I havn't read it. I was going to and was looking forward to it - but then my sister read it first and gave it such a bad review I didn't bother. Thanks for the honest review.

Heather @ SGF said...

Gamer Girl - Oh, what a neat way to read a book (re: the comments). Thanks for linking in your review!

Raven - I guess I was thinking that it wasn't so much the politics weren't relevant to today in terms of time, but that the politics weren't relevant so much to her message in the book. It seemed like she was going off on a tangent.

I'm glad you enjoyed the book though! It's great to hear someone else's perspective!

littleecofootprints - You're very welcome. The good news is you can read it for free if you do decide to take a look!

blondeoverboard said...

i felt much the same. after reading affluenza i was looking forward to this book. i had to force myself to finish it and i'm not certain why i did.

Chile said...

I bought "Not Buying It" when it came out, also with great expectations. I was, like you, disappointed. Perhaps I expected more after devouring many books on thrift and frugal living - how-to books as well as more philosophical ones. This one did not measure up.

For more on the philosophy of buying less, I'd highly recommend Doris Janzen Longacre's "More with Less" book and Charles Long's "How to Survive without a Salary".

Beany said...

I thought I had reviewed it, but I guess I didn't. I felt very similar to you after I read it. I was very annoyed to read about her political views too. I read the book to read about her experience on non-consumerism.

The book initially irritated me because they made all these expensive consumer purchases before midnight when their non-consumerism year would begin. I wondered why they were bothering.

I guess I disliked the book because I was not the target audience and couldn't relate to the author. I also don't understand people who have this compulsion to buy, buy, buy.

I sound whiny...don't I?

Beany said...

I liked Charles Long's Living without a Salary book. Not all the ideas were useful, but I liked his out of the box thinking. Now if someone would write a similar book for the U.S. audience...

Angela said...

This is so interesting to me because this book is on my list but I haven't read it yet. I think I had a feeling I would be irritated by it because when a friend of mine found out I was joining The Compact and writing a blog about it she told me about how the author of this book had bought the really expensive stuff the day before they started their year. And she also felt it was obvious that their main motivation was to get a book contract.

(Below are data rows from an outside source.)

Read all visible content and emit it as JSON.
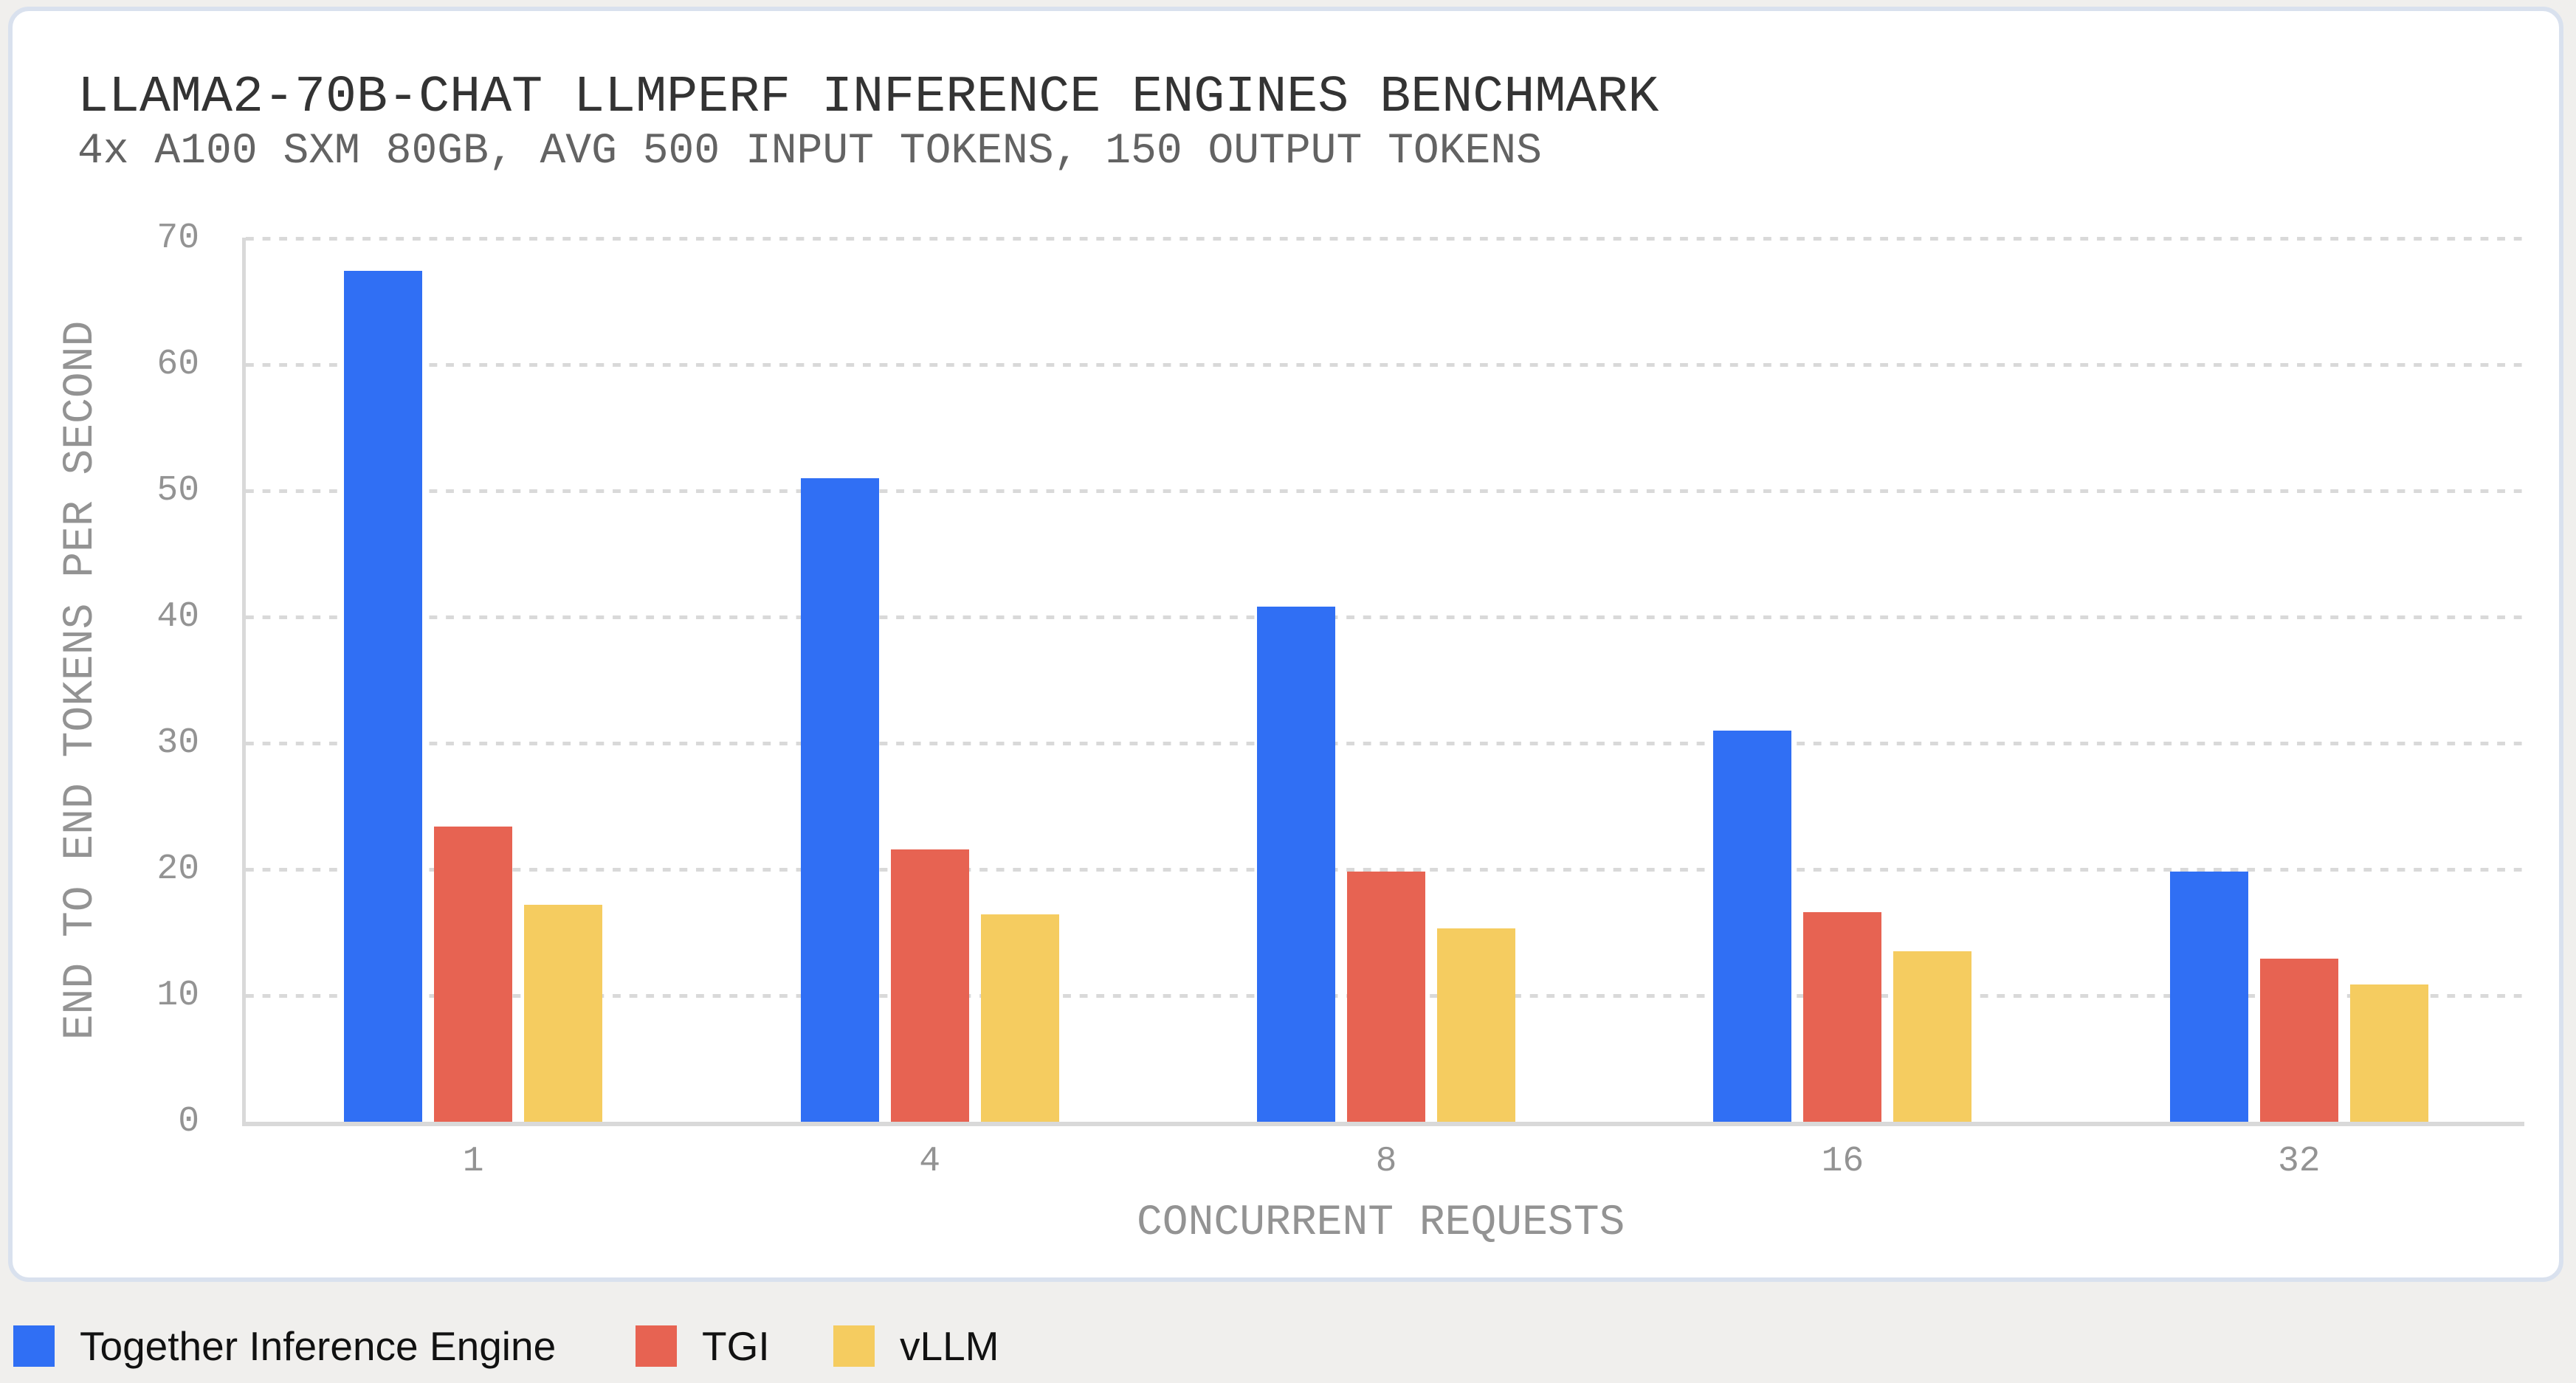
{
  "header": {
    "title": "LLAMA2-70B-CHAT LLMPERF INFERENCE ENGINES BENCHMARK",
    "subtitle": "4x A100 SXM 80GB, AVG 500 INPUT TOKENS, 150 OUTPUT TOKENS"
  },
  "axes": {
    "x_title": "CONCURRENT REQUESTS",
    "y_title": "END TO END TOKENS PER SECOND",
    "y_ticks": [
      "0",
      "10",
      "20",
      "30",
      "40",
      "50",
      "60",
      "70"
    ],
    "x_ticks": [
      "1",
      "4",
      "8",
      "16",
      "32"
    ]
  },
  "legend": {
    "items": [
      {
        "label": "Together Inference Engine",
        "color": "#306ff4"
      },
      {
        "label": "TGI",
        "color": "#e76352"
      },
      {
        "label": "vLLM",
        "color": "#f5cc60"
      }
    ]
  },
  "chart_data": {
    "type": "bar",
    "title": "LLAMA2-70B-CHAT LLMPERF INFERENCE ENGINES BENCHMARK",
    "subtitle": "4x A100 SXM 80GB, AVG 500 INPUT TOKENS, 150 OUTPUT TOKENS",
    "xlabel": "CONCURRENT REQUESTS",
    "ylabel": "END TO END TOKENS PER SECOND",
    "categories": [
      "1",
      "4",
      "8",
      "16",
      "32"
    ],
    "series": [
      {
        "name": "Together Inference Engine",
        "color": "#306ff4",
        "values": [
          67.4,
          51.0,
          40.8,
          31.0,
          19.8
        ]
      },
      {
        "name": "TGI",
        "color": "#e76352",
        "values": [
          23.4,
          21.6,
          19.8,
          16.6,
          12.9
        ]
      },
      {
        "name": "vLLM",
        "color": "#f5cc60",
        "values": [
          17.2,
          16.4,
          15.3,
          13.5,
          10.9
        ]
      }
    ],
    "ylim": [
      0,
      70
    ],
    "yticks": [
      0,
      10,
      20,
      30,
      40,
      50,
      60,
      70
    ],
    "grid": true,
    "grid_style": "dashed horizontal",
    "legend_position": "bottom-left, outside chart card"
  }
}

She seemed to relate what I was doing to what they were doing.
I am much more focused on the positive aspect of less consumption. I wasn't a huge consumer anyway, so it's not a 180 degree shift.

I'm still curious to read the book. Thanks for your take on it. And congrats on The Blogging Bookworm spot- that's great!

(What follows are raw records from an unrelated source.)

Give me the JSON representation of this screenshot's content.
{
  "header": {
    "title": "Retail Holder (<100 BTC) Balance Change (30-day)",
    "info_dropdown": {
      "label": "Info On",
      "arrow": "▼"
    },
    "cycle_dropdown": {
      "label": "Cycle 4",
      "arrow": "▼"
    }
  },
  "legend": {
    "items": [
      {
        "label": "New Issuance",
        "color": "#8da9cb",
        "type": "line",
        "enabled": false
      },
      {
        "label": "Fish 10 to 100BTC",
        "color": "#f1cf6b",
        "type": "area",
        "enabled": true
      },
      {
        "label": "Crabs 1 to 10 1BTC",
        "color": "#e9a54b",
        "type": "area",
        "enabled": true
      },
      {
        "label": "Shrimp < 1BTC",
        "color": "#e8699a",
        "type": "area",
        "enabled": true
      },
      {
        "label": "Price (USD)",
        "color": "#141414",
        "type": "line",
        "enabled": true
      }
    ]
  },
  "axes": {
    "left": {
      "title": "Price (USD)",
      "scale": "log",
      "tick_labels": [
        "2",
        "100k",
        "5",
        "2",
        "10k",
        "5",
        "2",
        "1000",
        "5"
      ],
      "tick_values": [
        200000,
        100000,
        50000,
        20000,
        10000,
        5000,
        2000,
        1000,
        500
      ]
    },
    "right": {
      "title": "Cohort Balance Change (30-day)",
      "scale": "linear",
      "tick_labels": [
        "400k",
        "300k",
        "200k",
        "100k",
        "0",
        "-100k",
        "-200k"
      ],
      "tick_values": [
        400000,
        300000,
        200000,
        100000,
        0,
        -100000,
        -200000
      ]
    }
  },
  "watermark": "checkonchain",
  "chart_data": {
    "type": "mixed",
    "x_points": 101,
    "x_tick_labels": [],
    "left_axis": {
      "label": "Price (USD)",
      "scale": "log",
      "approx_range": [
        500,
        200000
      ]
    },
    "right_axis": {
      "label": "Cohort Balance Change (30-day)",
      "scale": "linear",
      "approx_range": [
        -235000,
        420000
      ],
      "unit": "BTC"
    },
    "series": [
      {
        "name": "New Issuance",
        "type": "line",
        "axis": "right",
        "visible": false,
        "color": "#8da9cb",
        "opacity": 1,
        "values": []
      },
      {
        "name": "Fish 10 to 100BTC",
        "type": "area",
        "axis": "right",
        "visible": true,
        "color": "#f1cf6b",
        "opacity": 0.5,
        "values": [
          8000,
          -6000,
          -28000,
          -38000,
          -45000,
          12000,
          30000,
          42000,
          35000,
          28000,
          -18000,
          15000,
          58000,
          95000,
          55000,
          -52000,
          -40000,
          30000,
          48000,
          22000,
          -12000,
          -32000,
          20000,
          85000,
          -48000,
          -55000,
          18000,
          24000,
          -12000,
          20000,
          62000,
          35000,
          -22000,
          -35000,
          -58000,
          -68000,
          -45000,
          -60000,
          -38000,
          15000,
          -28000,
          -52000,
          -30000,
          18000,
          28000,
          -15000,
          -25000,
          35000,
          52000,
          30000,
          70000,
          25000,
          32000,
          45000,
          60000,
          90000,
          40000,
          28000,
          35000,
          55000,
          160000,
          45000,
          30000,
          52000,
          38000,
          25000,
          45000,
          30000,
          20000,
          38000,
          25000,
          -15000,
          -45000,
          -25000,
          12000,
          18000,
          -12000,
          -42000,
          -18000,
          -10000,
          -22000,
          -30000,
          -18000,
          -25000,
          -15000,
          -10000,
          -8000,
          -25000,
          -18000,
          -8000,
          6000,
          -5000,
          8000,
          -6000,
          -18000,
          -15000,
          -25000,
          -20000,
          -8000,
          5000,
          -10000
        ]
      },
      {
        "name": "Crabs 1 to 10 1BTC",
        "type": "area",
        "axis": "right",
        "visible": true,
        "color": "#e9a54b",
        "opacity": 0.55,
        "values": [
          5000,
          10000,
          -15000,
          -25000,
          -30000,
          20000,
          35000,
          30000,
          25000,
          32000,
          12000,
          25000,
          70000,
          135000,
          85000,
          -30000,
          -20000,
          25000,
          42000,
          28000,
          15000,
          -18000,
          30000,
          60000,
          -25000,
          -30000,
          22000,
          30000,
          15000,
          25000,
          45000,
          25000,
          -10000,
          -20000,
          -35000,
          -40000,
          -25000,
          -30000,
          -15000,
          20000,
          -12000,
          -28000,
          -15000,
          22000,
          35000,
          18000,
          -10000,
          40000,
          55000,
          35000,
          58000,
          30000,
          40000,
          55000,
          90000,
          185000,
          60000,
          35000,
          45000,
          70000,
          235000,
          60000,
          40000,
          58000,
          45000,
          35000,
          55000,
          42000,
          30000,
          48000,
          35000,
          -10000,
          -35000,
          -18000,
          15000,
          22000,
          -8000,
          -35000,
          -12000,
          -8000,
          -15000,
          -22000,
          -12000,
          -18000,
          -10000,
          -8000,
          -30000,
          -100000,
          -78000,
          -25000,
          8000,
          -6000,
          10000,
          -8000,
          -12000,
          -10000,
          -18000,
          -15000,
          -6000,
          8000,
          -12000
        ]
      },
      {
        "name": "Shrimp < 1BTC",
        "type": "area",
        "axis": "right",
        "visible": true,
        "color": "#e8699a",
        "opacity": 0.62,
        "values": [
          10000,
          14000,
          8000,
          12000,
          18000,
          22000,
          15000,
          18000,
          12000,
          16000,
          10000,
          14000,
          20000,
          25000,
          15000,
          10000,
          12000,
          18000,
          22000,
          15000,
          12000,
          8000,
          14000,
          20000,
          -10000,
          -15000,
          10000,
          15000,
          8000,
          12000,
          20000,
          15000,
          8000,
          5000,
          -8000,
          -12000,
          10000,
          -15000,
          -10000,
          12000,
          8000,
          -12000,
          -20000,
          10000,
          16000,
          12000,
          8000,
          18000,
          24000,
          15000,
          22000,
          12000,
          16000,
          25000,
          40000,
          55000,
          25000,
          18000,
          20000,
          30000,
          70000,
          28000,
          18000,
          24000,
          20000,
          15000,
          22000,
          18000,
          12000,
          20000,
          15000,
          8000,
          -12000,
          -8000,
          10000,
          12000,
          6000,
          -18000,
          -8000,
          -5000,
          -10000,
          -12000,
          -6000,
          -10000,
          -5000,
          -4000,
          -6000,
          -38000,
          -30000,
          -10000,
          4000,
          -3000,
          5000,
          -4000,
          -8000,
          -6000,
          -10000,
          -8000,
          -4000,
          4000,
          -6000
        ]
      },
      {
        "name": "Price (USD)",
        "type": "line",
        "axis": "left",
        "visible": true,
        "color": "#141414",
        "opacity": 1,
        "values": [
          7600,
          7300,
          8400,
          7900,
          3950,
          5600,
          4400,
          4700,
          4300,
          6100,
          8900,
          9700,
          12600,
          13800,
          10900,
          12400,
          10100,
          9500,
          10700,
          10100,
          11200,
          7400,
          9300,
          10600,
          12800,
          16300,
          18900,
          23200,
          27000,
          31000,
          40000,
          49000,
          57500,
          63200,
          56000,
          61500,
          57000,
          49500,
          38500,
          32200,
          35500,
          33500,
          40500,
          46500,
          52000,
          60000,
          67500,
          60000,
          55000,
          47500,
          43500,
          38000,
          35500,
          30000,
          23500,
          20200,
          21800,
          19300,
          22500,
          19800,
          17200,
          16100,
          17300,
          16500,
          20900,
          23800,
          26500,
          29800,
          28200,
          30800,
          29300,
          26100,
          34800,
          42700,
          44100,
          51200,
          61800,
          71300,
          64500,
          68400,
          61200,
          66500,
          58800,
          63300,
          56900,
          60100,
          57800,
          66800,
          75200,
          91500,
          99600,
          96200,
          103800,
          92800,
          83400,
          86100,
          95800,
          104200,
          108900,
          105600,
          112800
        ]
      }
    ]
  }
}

Michelle @ Leaving Excess said...

I read it too and was not as excited about it after I read it as I was before I read it...

Heather @ SGF said...

blondeoverboard - There's something about finishing a book, hoping it gets better in the end. I do the same thing.

Chile - Thanks for the book recommendations! Those are two I don't currently have on my list (and I'm always on the lookout for a good read)!

Beany - I know what you mean about not being able to relate to the author. Oh, and that makes two recommendations for the Charles Long book. I wonder if our library has it...

Angela- I suppose it's good to have the other perspective, but I too like to concentrate on the positive. If I had read this book before i started my journey, I'm not sure I would have started, which is sad because it has been life changing in a wonderful way!

Michelle - Maybe these books Chile recommends will be more along the lines of what we're looking for - something challenging but uplifting at the same time.

Beany said...

I read "Steal this Book" in 2001 and it was one of the first books that I think turned my mind around to an alternative view point. I don't like much of the message, but I like the fact that it is very different. The book is free btw.

Heather @ SGF said...

Beany - Thanks for the link. I'm always up for a free book :)

Heather @ SGF said...

Beany - I see what you mean about not really liking the message. I perused through it. Yikes!